New europium coordination polymers with efficient energy transfer from conjugated tetracarboxylate ligands to Eu3+ ion: syntheses, structures, luminescence and magnetic properties.

Two novel lanthanide coordination polymers, [Eu(2)(EBTC)(DMF)(5)(NO(3))(2)]·DMF (1) and [Eu(2)(BBTC)(1.5)(CH(3)OH)(2)(H(2)O)(2)]·7DMF·HNO(3) (2) (EBTC(4-) = 1,1'-ethynebenzene-3,3',5,5'-tetracarboxylate; BBTC(4-) = 1,1'-butadiynebenzene-3,3',5,5'-tetracarboxylate), were successfully synthesized from conjugated ligands of EBTC(4-) and BBTC(4-). Although the two tetracarboxylate ligands have similar structures, their different rigidity/flexibility results in quite different networks upon complexation. Complex 1 has a two-dimensional (2-D) layered structure with two crystallographically independent Eu(3+) ions, one in a distorted monocapped square-antiprism and the other in a distorted square-antiprism coordination geometry. Complex 2 exhibits a three-dimensional (3-D) porous framework, with one type of Eu(3+) in a distorted square-antiprism and the other in a trigondodecahedron environment.
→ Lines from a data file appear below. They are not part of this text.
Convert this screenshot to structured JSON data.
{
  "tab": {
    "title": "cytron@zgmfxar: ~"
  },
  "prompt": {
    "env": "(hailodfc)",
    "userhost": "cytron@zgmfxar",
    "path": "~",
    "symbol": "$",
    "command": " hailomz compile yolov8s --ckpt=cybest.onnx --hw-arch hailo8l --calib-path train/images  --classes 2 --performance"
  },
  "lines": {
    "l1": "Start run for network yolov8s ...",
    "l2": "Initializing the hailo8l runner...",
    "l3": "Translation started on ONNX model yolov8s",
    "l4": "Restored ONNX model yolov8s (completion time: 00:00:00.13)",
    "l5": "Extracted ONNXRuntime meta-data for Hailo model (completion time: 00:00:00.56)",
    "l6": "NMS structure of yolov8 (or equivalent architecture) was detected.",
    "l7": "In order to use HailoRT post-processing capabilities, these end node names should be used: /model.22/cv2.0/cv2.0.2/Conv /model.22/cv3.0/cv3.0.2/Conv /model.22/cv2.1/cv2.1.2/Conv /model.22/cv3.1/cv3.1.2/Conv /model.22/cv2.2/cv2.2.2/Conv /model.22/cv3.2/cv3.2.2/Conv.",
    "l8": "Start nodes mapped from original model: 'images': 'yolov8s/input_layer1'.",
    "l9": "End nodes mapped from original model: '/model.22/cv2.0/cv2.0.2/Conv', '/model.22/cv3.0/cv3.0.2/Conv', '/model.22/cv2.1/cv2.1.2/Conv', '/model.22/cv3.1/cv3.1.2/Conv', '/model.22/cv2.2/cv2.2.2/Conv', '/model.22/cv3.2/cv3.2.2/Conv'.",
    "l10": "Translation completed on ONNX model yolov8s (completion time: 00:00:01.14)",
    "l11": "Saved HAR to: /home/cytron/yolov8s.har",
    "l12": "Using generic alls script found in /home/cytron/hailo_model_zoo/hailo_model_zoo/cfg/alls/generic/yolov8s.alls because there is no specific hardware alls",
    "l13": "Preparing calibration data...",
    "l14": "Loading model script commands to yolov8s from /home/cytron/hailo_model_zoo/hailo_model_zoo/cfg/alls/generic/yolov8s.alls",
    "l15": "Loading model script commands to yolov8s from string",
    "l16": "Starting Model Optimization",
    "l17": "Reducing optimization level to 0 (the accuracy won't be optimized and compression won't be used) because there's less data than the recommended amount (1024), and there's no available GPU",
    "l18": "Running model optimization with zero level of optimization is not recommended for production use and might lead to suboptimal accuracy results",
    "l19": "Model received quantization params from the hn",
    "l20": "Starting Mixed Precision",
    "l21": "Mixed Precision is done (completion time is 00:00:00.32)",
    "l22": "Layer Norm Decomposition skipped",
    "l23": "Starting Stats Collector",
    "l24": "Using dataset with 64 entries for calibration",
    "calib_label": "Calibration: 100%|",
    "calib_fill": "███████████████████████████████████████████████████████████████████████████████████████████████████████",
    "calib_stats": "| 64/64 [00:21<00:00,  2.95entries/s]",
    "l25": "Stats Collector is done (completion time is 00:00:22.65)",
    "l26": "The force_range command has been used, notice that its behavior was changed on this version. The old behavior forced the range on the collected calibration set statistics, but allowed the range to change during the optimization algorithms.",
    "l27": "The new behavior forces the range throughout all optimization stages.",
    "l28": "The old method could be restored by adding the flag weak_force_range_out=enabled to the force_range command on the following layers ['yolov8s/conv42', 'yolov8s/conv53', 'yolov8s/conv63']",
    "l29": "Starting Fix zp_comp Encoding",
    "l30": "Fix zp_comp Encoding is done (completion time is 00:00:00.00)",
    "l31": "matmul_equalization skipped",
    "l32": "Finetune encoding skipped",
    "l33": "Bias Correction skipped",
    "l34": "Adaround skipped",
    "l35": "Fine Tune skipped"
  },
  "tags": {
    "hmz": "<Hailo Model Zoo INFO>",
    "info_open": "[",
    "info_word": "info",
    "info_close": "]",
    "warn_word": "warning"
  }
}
Both 1 and 2 emit the intensely red characteristic luminescence of Eu(3+) ion at room temperature, with a long lifetime of up to 1.3 and 0.7 ms, respectively, during which the ligand emission of EBTC(4-)/BBTC(4-) was quenched by the Eu(3+) ion, indicating the existence of efficient energy transfer between the conjugated ligand of EBTC(4-)/BBTC(4-) and the Eu(3+) ion. Thus, both EBTC(4-) and BBTC(4-) are ideal ligands with an "antenna" effect for the Eu(3+) ion. The two complexes show the single-ion magnetic behaviors of Eu(3+) with strong spin-orbit coupling interactions even if there are shorter distances (5.714 Å for 1 versus 4.275 and 5.360 Å for 2) between the neighboring Eu(3+) ions connected by oxygen atoms of the tetracarboxylates.